Adar Kahiri | Problem 1.17

Problem 1.17

May 2020

Problem: Suppose you wanted to describe an unstable particle, that spontaneously disintegrates with a 'lifetime' \(\tau\). In that case the total probability of finding the particle somewhere should not be constant, but should decrease at an exponential rate:

\[P(t) = \int_{-\infty}^{\infty} |\Psi(x, t)|^2 dx = e^{-t/\tau}.\]

\[V = V_0 - i\Gamma,\]

where \(V_0\) is the true potential energy and \(\Gamma\) is a positive real constant.

(a) Show that, in place of \(dP/dt = 0\), as with a "stable particle", we now get \(\frac{dP}{dt} = - \frac{2\Gamma}{\hbar}P\)
(b) Solve for \(P(t)\), and find the lifetime of the particle in terms of \(\Gamma\)

Solution: Starting with (a), we must evaluate the derivative of the probability function.

\[\frac{dP}{dt} = \frac{d}{dt} \int_{-\infty}^{\infty} |\Psi(x, t)|^2 dx = \int_{-\infty}^{\infty} \frac{\partial}{\partial t} (\Psi^* \Psi) dx\]

By the product rule,

\[= \int_{-\infty}^{\infty} \frac{\partial \Psi^*}{\partial t}\Psi + \frac{\partial \Psi}{\partial t}\Psi^* dx\]

Substituting in the Schrödinger equation for the derivatives with respect to time,

\[= \int_{-\infty}^{\infty} - \frac{i\hbar}{2m}\frac{\partial^2 \Psi^*}{\partial x^2}\Psi + \frac{i}{\hbar}V\Psi^*\Psi + \frac{i\hbar}{2m}\frac{\partial ^2 \Psi}{\partial x^2}\Psi^* - \frac{i}{\hbar} V\Psi^* \Psi dx\]

Remembering that \(V = V_0 - i\Gamma\) (and that \(V = V_0 + i\Gamma\) for the complex conjugate),

\[= \int_{-\infty}^{\infty} - \frac{i\hbar}{2m}\frac{\partial^2 \Psi^*}{\partial x^2}\Psi + \left(\frac{i}{\hbar}V_0 - \frac{\Gamma}{\hbar}\right)\Psi^*\Psi + \frac{i\hbar}{2m}\frac{\partial ^2 \Psi}{\partial x^2}\Psi^* - \left(\frac{i}{\hbar}V_0 + \frac{\Gamma}{\hbar}\right)\Psi^* \Psi dx\]

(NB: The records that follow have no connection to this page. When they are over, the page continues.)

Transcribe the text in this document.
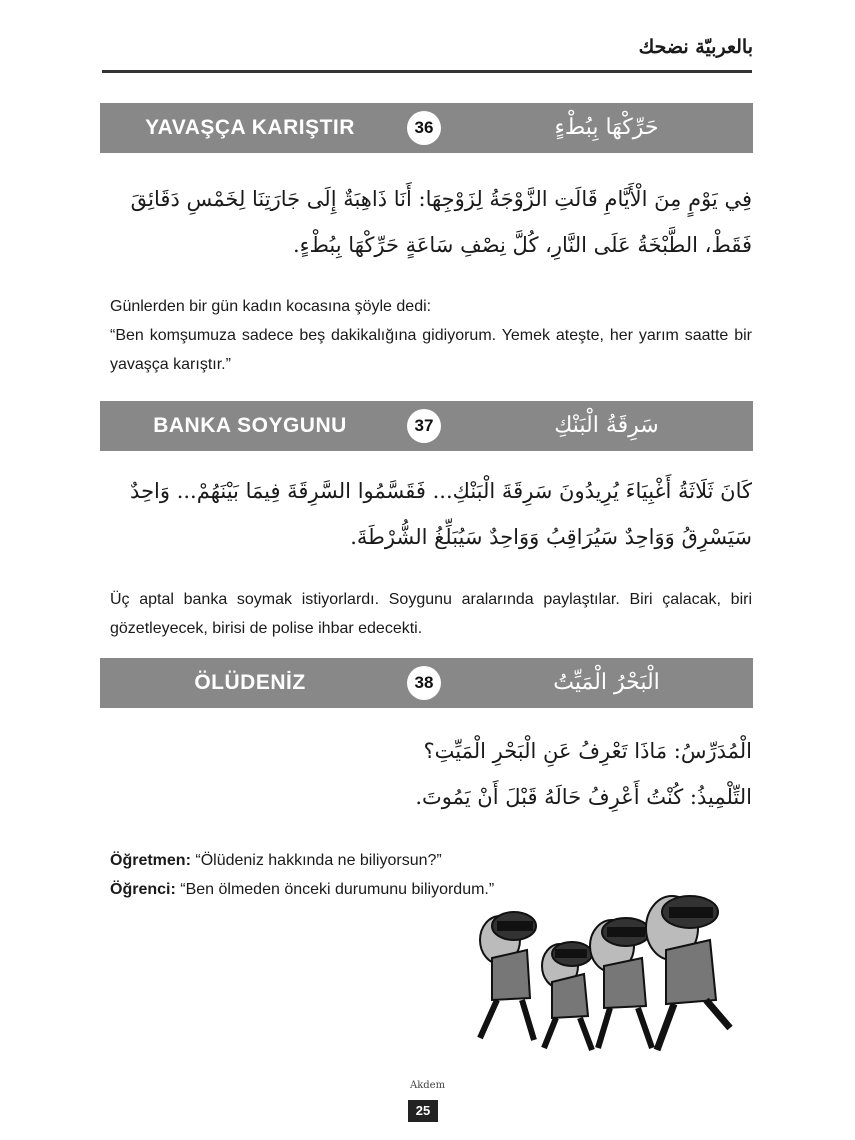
بالعربيّة نضحك
YAVAŞÇA KARIŞTIR	36	حَرِّكْهَا بِبُطْءٍ
فِي يَوْمٍ مِنَ الْأَيَّامِ قَالَتِ الزَّوْجَةُ لِزَوْجِهَا: أَنَا ذَاهِبَةٌ إِلَى جَارَتِنَا لِخَمْسِ دَقَائِقَ
فَقَطْ، الطَّبْخَةُ عَلَى النَّارِ، كُلَّ نِصْفِ سَاعَةٍ حَرِّكْهَا بِبُطْءٍ.
Günlerden bir gün kadın kocasına şöyle dedi:
“Ben komşumuza sadece beş dakikalığına gidiyorum. Yemek ateşte, her yarım saatte bir yavaşça karıştır.”
BANKA SOYGUNU	37	سَرِقَةُ الْبَنْكِ
كَانَ ثَلَاثَةُ أَغْبِيَاءَ يُرِيدُونَ سَرِقَةَ الْبَنْكِ... فَقَسَّمُوا السَّرِقَةَ فِيمَا بَيْنَهُمْ... وَاحِدٌ
سَيَسْرِقُ وَوَاحِدٌ سَيُرَاقِبُ وَوَاحِدٌ سَيُبَلِّغُ الشُّرْطَةَ.
Üç aptal banka soymak istiyorlardı. Soygunu aralarında paylaştılar. Biri çalacak, biri gözetleyecek, birisi de polise ihbar edecekti.
ÖLÜDENİZ	38	الْبَحْرُ الْمَيِّتُ
الْمُدَرِّسُ: مَاذَا تَعْرِفُ عَنِ الْبَحْرِ الْمَيِّتِ؟
التِّلْمِيذُ: كُنْتُ أَعْرِفُ حَالَهُ قَبْلَ أَنْ يَمُوتَ.
Öğretmen: “Ölüdeniz hakkında ne biliyorsun?”
Öğrenci: “Ben ölmeden önceki durumunu biliyordum.”
Akdem
25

\[= \int_{-\infty}^{\infty} - \frac{i\hbar}{2m}\frac{\partial^2 \Psi^*}{\partial x^2}\Psi + \frac{i\hbar}{2m}\frac{\partial ^2 \Psi}{\partial x^2}\Psi^* - \frac{2\Gamma}{\hbar} \Psi^* \Psi dx\]

\[= - \int_{-\infty}^{\infty} \frac{\partial}{\partial x} \left(\frac{i\hbar}{2m}\frac{\partial \Psi^*}{\partial x}\Psi - \frac{i\hbar}{2m}\frac{\partial \Psi}{\partial x}\Psi^*\right)dx - \frac{2\Gamma}{\hbar} \int_{-\infty}^{\infty} \Psi^* \Psi dx\]

\[= -\left[\frac{i\hbar}{2m}\frac{\partial \Psi^*}{\partial x}\Psi - \frac{i\hbar}{2m}\frac{\partial \Psi}{\partial x}\Psi^*\right]_{-\infty}^{\infty} - \frac{2\Gamma}{\hbar} P\]

If \(\Psi\) is to be normalizable, it must go to zero as \(x\) goes to \(\pm \infty\), and so we are left with the ordinary differential equation,

\[\frac{dP}{dt} = -\frac{2\Gamma}{\hbar}P.\]

Part (b) asks us asks us to solve this equation which we can easily do via separation of variables.

\[\frac{dP}{dt} = -\frac{2\Gamma}{\hbar}P\]

\[\frac{dP}{P} = -\frac{2\Gamma}{\hbar}dt\]

\[\int \frac{dP}{P} = -\frac{2\Gamma}{\hbar} \int dt\]

\[\ln(P) = -\frac{2\Gamma}{\hbar} t + c\]

\[P = e^{-\frac{2\Gamma}{\hbar} t + c} = e^{-\frac{2\Gamma}{\hbar} t}e^c = C e^{-\frac{2\Gamma}{\hbar} t}\]

where \(C = e^c\). Relating this back to the given exponential function, \(\tau = \hbar/2\Gamma\).